Review by Pamela Zoslov

As if to fill the void in summer raunch left by the disappointing HANGOVER sequel, BAD TEACHER, directed by Jake Kasdan, brings us Cameron Diaz as the sleaziest middle-school teacher in the history of education.

There is a certain wicked pleasure in beholding Diaz’s unregenerate misanthrope, whose character is mildly reminiscent of Billy Bob Thornton’s BAD SANTA in its twisting of traditional expectations. How, and why, did this woman ever become a teacher? The character, Elizabeth Halsey, edging over the hill but still gorgeous, stalks the corridors of the Illinois school where she scarcely works, wearing five-inch slides and tight skirts, hung over from booze and bonging, dozing while she feeds her students – whose names she can’t be bothered to learn — a pedagogical diet of school-themed movies (STAND AND DELIVER, LEAN ON ME). She is crass, mean, profane and callous to other people who aren’t wealthy, eligible men. Her plans to leave her hated job for marriage are foiled when her oblivious, opera-obsessed fiancĂ© dumps her after his mother discovers she’s spent tens of thousands of his dollars.

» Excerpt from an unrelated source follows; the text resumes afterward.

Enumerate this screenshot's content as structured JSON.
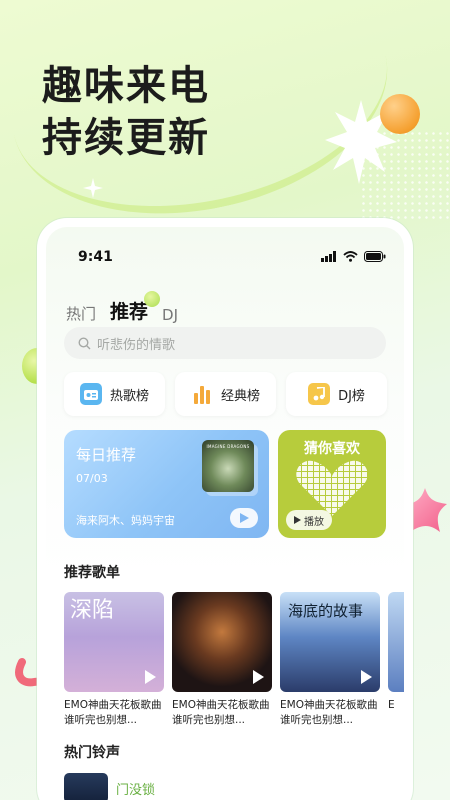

The engagement ended, and Elizabeth demoted from a Mercedes Benz to a cheap compact car, she angrily returns to the school for another year, determined to continue her indifferent teaching until she finds a rich guy to take care of her. Her sole problem, she determines, is that her breasts are too small, so she does everything she can to scrounge money for breast enhancement surgery (it’s illustrative of the movie’s style that she saves the money in a jar labeled “NEW TITS”).

The schemes include accepting bribes from ambitious parents for “supplies” and “special tutoring” and pocketing the proceeds from a seventh-grade car wash – enhanced by her appearance in MTV-model halter and shorts, which drives men and boys mad and sends police cruisers a-crashing. She also sets her sights on nerdy but well-born substitute teacher Scott (Justin Timberlake, a former Diaz paramour, for those who follow such things). Like many things in this movie, Timberlake’s character is a little underdeveloped, but he has a great moment performing a hilariously bad love song he penned with the movie’s writers, Gene Stupinsky and Lee Eisenberg.

Elizabeth’s rival for Scott’s affections, as well as for a lucrative teacher’s bonus for student performance on a statewide test, is the hyper-cheerful, amusingly named Amy Squirrel (Lucy Punch). With the promise of a $7,500 check, Elizabeth transforms herself into the world’s most demanding teacher, catechizing students on To Kill a Mockingbird by throwing gym balls at their faces when they give the wrong answers. While scheming to outwit Amy and win Scott and the cash bonus, Elizabeth manipulates her introverted, overweight colleague Lynn (Phyllis Smith) and rebuffs the attentions of gym teacher Russell (Jason Segel), the only person in the school who’s wise to her ways and likes her anyway. Segel, familiar from Judd Apatow’s FORGETTING SARAH MARSHALL and I LOVE YOU MAN, brings a welcome touch of affable, Apatovian sardonicism, like when he gently suggests Elizabeth might be better suited to another profession: “Like, any other job in the entire world.”

In a scene that represents a fantasy for many a teacher, Elizabeth marks her browbeaten students’ papers in large red letters: “Stupid!” and “Are you fucking kidding me?” The BAD TEACHER script earns higher marks, though it does suffers from a certain lack of cohesion and consistency. Ideas and characters are introduced, like the family of a sensitive, poetic boy student (including Molly Shannon as his mom), that serve no discernible purpose, and the humor is sporadic and not always of the highest quality. But it does have a pleasantly shaggy quality, a dark, amoral tone that is very appealing during the superhero-cum-cartoon summer season, a well-chosen soundtrack (Judas Priest aptly captures Elizabeth’s attitude), and Diaz, whose zesty performance gives the finger to the mindless Web chatter about her being “past it” (at 38!). 3 out of 4 stars.


  1. "Apatovian sardonicism" is the art of hyperbolic understatement mastered by Judd Apatow, I take it. Ha!